The reverse image search in particular is very, very good.
Far better than Bing or Google. It's not obvious why theirs is so terrible, unless that product is not a moneymaker for them, in which case it explains everything.
Big Russian or Chinese software is even more out of the question than the GAFAMs (if they're big, they definitely have authorities messing with the results).
Hmm, what about Baltic or Ukrainian or Israeli search engines ?
Most. Yandex is great, especially for programming searches. It generally ranks GitHub, Stack Overflow and other content-heavy sites highly. Google has been taken over by weird clones of GitHub and SO lately, Yandex has no such trash.
It completely boggles my mind that the useless GitHub and SO clones rank first page on Google. Do engineers at Google not use their own product?
Regarding stackoverflow there is a fair chance they can congratulate themselves:
If I am right they played stupid games and won stupid prizes. More specifically they have allowed rampant deletionism for years so while I am fairly certain the questions and answers originated on Stack Overflow it wouldn't surprise me if a good number of of those aren't visible on Stack Overflow anymore which would explain why they rank higher in Google.
Done right this would actually be a service.
Sadly some of them seems to mix together various questions and answers in the same page to generate text matches for unusual queries.
Thanks. I've got a basic understanding of Russian and have some settings on my phone to read and write in Cyrillic, so I wasn't sure if it was something to do with that or just the way the site works.
French is my mother tongue, but I've quickly learned during my studies that using English keywords in my STEM-related searches would simply lead me to better (and more abundant) results.
A few weeks/months ago however, while I was trying to solve an issue whith a colleague who would search using french keywords, I noticed that some websites featured on the first page of the Google results were off.
In short, they were machine-translated versions of Stack Overflow threads. And they would appear in most of the searches using french keywords.
Those websites also appeared rarely in my searches while I was using English keywords, but most of the time I never bothered opening them. But now I notice them every time.
Some examples:
When searching for "wget set http proxy" on Google, the fourth result leads me to qastack.fr, and the ninth to it-swarm-fr.com, both are websites featuring scrapped and machine-translated threads from Stack Overflow.

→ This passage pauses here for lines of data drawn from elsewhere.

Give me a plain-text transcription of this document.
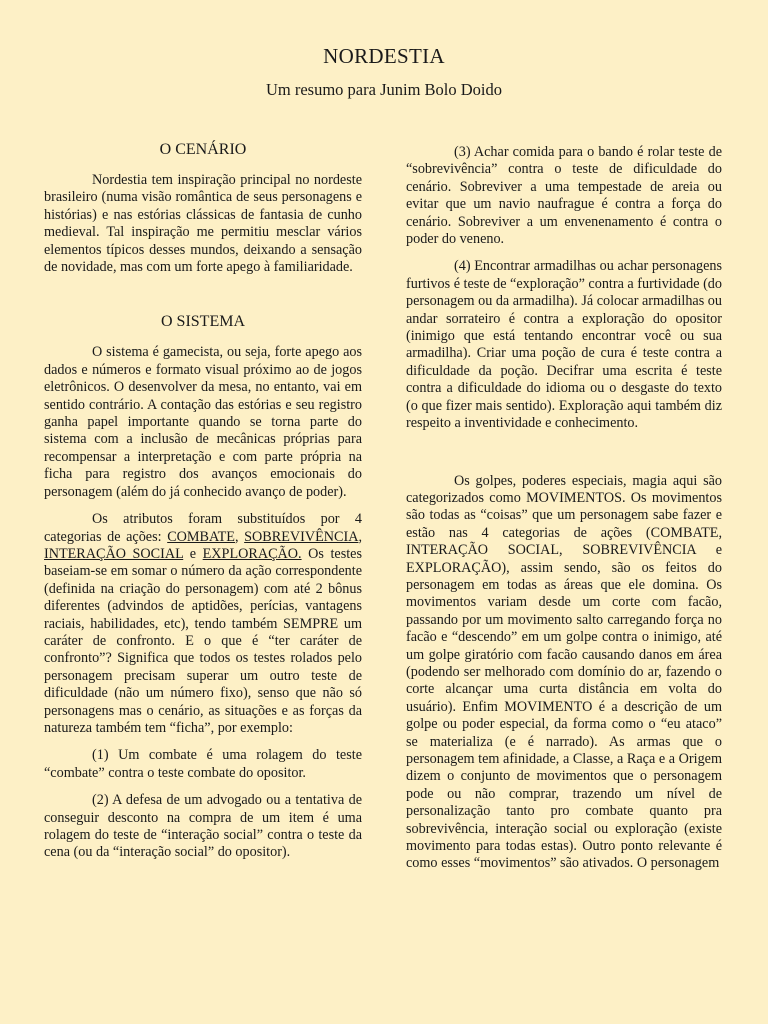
NORDESTIA
Um resumo para Junim Bolo Doido
O CENÁRIO

Nordestia tem inspiração principal no nordeste brasileiro (numa visão romântica de seus personagens e histórias) e nas estórias clássicas de fantasia de cunho medieval. Tal inspiração me permitiu mesclar vários elementos típicos desses mundos, deixando a sensação de novidade, mas com um forte apego à familiaridade.

O SISTEMA

O sistema é gamecista, ou seja, forte apego aos dados e números e formato visual próximo ao de jogos eletrônicos. O desenvolver da mesa, no entanto, vai em sentido contrário. A contação das estórias e seu registro ganha papel importante quando se torna parte do sistema com a inclusão de mecânicas próprias para recompensar a interpretação e com parte própria na ficha para registro dos avanços emocionais do personagem (além do já conhecido avanço de poder).

Os atributos foram substituídos por 4 categorias de ações: COMBATE, SOBREVIVÊNCIA, INTERAÇÃO SOCIAL e EXPLORAÇÃO. Os testes baseiam-se em somar o número da ação correspondente (definida na criação do personagem) com até 2 bônus diferentes (advindos de aptidões, perícias, vantagens raciais, habilidades, etc), tendo também SEMPRE um caráter de confronto. E o que é “ter caráter de confronto”? Significa que todos os testes rolados pelo personagem precisam superar um outro teste de dificuldade (não um número fixo), senso que não só personagens mas o cenário, as situações e as forças da natureza também tem “ficha”, por exemplo:

(1) Um combate é uma rolagem do teste “combate” contra o teste combate do opositor.

(2) A defesa de um advogado ou a tentativa de conseguir desconto na compra de um item é uma rolagem do teste de “interação social” contra o teste da cena (ou da “interação social” do opositor).

(3) Achar comida para o bando é rolar teste de “sobrevivência” contra o teste de dificuldade do cenário. Sobreviver a uma tempestade de areia ou evitar que um navio naufrague é contra a força do cenário. Sobreviver a um envenenamento é contra o poder do veneno.

(4) Encontrar armadilhas ou achar personagens furtivos é teste de “exploração” contra a furtividade (do personagem ou da armadilha). Já colocar armadilhas ou andar sorrateiro é contra a exploração do opositor (inimigo que está tentando encontrar você ou sua armadilha). Criar uma poção de cura é teste contra a dificuldade da poção. Decifrar uma escrita é teste contra a dificuldade do idioma ou o desgaste do texto (o que fizer mais sentido). Exploração aqui também diz respeito a inventividade e conhecimento.

Os golpes, poderes especiais, magia aqui são categorizados como MOVIMENTOS. Os movimentos são todas as “coisas” que um personagem sabe fazer e estão nas 4 categorias de ações (COMBATE, INTERAÇÃO SOCIAL, SOBREVIVÊNCIA e EXPLORAÇÃO), assim sendo, são os feitos do personagem em todas as áreas que ele domina. Os movimentos variam desde um corte com facão, passando por um movimento salto carregando força no facão e “descendo” em um golpe contra o inimigo, até um golpe giratório com facão causando danos em área (podendo ser melhorado com domínio do ar, fazendo o corte alcançar uma curta distância em volta do usuário). Enfim MOVIMENTO é a descrição de um golpe ou poder especial, da forma como o “eu ataco” se materializa (e é narrado). As armas que o personagem tem afinidade, a Classe, a Raça e a Origem dizem o conjunto de movimentos que o personagem pode ou não comprar, trazendo um nível de personalização tanto pro combate quanto pra sobrevivência, interação social ou exploração (existe movimento para todas estas). Outro ponto relevante é como esses “movimentos” são ativados. O personagem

When searching deliberately in french for "Eclipse CDT stdout ne s'affiche pas" ("Eclipse CDT stdout not displayed [in console]"), the first result leads me to askcodez.com and the fourth one to qastack.fr (askodez is the same as the other two).
I have never stumbled upon Github clones, yet, however.

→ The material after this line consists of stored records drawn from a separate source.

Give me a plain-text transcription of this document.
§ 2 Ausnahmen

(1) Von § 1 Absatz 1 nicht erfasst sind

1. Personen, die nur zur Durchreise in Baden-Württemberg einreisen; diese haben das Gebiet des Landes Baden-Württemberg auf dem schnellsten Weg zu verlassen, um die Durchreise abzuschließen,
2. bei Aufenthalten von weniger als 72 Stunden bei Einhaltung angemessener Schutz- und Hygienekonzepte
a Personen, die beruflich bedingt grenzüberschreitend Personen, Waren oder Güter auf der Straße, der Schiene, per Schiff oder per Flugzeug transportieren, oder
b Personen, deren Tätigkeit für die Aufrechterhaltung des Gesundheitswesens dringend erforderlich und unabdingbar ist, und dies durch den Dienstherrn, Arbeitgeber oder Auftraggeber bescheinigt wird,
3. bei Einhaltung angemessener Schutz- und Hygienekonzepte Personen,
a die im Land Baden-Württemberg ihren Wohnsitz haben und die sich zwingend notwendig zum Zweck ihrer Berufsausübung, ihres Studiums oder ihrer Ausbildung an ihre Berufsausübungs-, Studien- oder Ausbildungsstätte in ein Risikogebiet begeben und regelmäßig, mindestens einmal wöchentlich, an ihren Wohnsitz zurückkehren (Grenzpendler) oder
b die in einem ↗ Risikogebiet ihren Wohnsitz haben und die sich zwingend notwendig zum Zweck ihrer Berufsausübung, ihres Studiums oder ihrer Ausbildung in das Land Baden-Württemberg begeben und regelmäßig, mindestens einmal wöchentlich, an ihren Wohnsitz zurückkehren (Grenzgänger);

One huge help here is uBlacklist, which has filter lists for search engine results. Of course, the Chrome version will be crippled more as Google feels the knife in its revenue artery, so FF is advised!
I read that you can achieve similar results with uBlock Origin, but I indeed ended up using uBlacklist as you can block websites on the go and because it supports multiple search engines. It is working perfectly, one more reason to use FF I guess.
I don't have an example search, although I'll try to remember to update this comment the next time it happens. On average I come across these things at least once a day, but it depends what I'm working on. It tends to be when searching for more obscure bugs, for which there is a GitHub issue but it's not ranked highly on Google for whatever reason, but these spam sites are ranked highly.
GitMemory is probably the most well-known example; it's just a thin layer over the GitHub API with a completely garbage UI, yet it often ranks higher than GitHub itself.
yep it's always a bunch of movie subscription sites instead of the torrent. it's almost like Google's search engine is predominantly focused on collecting advertising dollars...?
Far better than Bing or Google. It's not obvious why theirs is so terrible, unless that product is not a moneymaker for them, in which case it explains everything.